Maybe it is this question ringing in my ears that drives me to keep a daily journal. And NO, I do not start "dear diary," nor do I simply list my day to day activities. There is a lot of heart, a lot of thought and a lot of story telling. Also some rambling ;)
In a world so full of technology we hardly realize how easy it is now for us to leave something behind. This blog for example. I think in our day and age we have better opportunity and better access to records and record keeping... so lets use it.
This is part of my contribution. A blog about family and history. Feel free to ask me questions, to comment or to just read about the genealogy experience. I will keep this updated with new cases, exciting findings or whatever adventures come my way. Yes, there are adventures in the life of a genealogist! ;) Just you wait and see.

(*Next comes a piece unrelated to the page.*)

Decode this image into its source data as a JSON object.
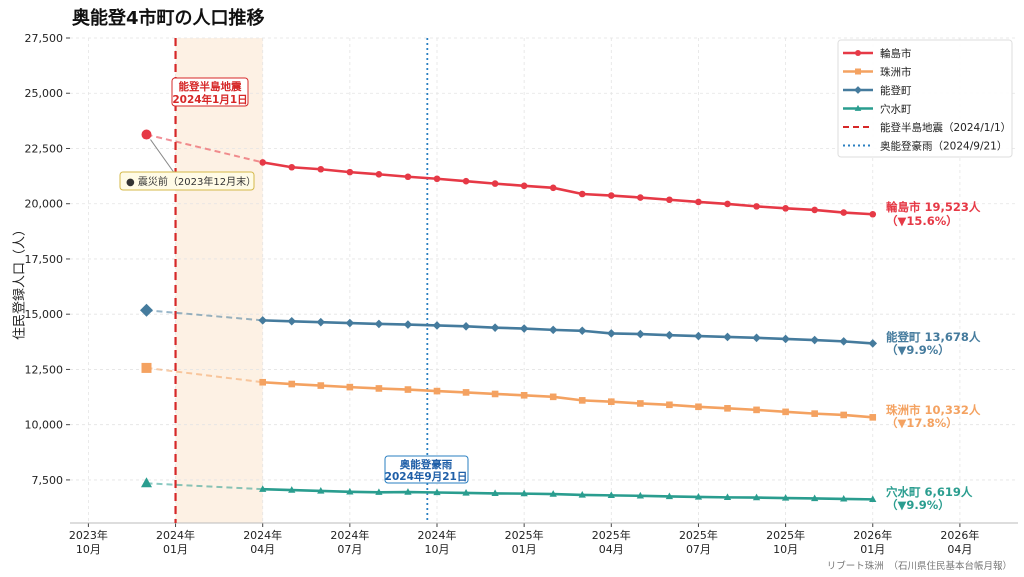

Quite possibly the coolest, most fascinating part of family history—for me, is the ability to connect with those who have passed away, your ancestors. WHO were they? WHAT did they do? HOW did they live? It is so amazing to find the answers to these questions. Sometimes their stories are incredible, emotional and exciting-- other times they can be dramatic, disappointing or even sad. They struggled to make ends meet, just like we do. They put their families first, just like we do. They give up things (status, lifestyle, careers) for love, just like we do. It is amazing to see how the past can parallel the present, and undoubtedly the future.
I am amazed by their passion, their persistence and their courage.
My great, great grandmother left her home in Switzerland to travel to the United States at the age of 19. She was alone, she left behind four brothers and her parents and she spoke only German. She was remarkable. What amount of courage would that take for her to leave? When she arrived in America, she met and married a man from Stuttgart, Germany and together they started a family of their own. My great, great grandmother never returned to her beloved homeland, she never saw her family again.
History is full of stories about kings and crusades, revolutions and rebellions, history is full of wars. Genealogy is full of stories about fathers and mothers, grandparents and siblings, genealogy is full of families. Those are the kinds of stories I like best, the stories that fill the pages of our history books with real lives, real loves, real people who did incredible things.
Although not my own ancestors, I love the true to life love of John and Abigail Adams, I love to see their correspondence. It makes John Adams not only a political or historical figure as the second President of the United States, but a husband, a father, a man. In 1780 he wrote to his wife saying;
"I must study politics and war that my sons may have liberty to study mathematics and philosophy. My sons ought to study mathematics and philosophy, geography, natural history and naval architecture, navigation, commerce and agriculture, in order to give their children a right to study painting, poetry, music, architecture, statuary, tapestry, and porcelain."
Let us remember that history is not just stories. It is the telling of what happened to real people in their very real (long ago) lives.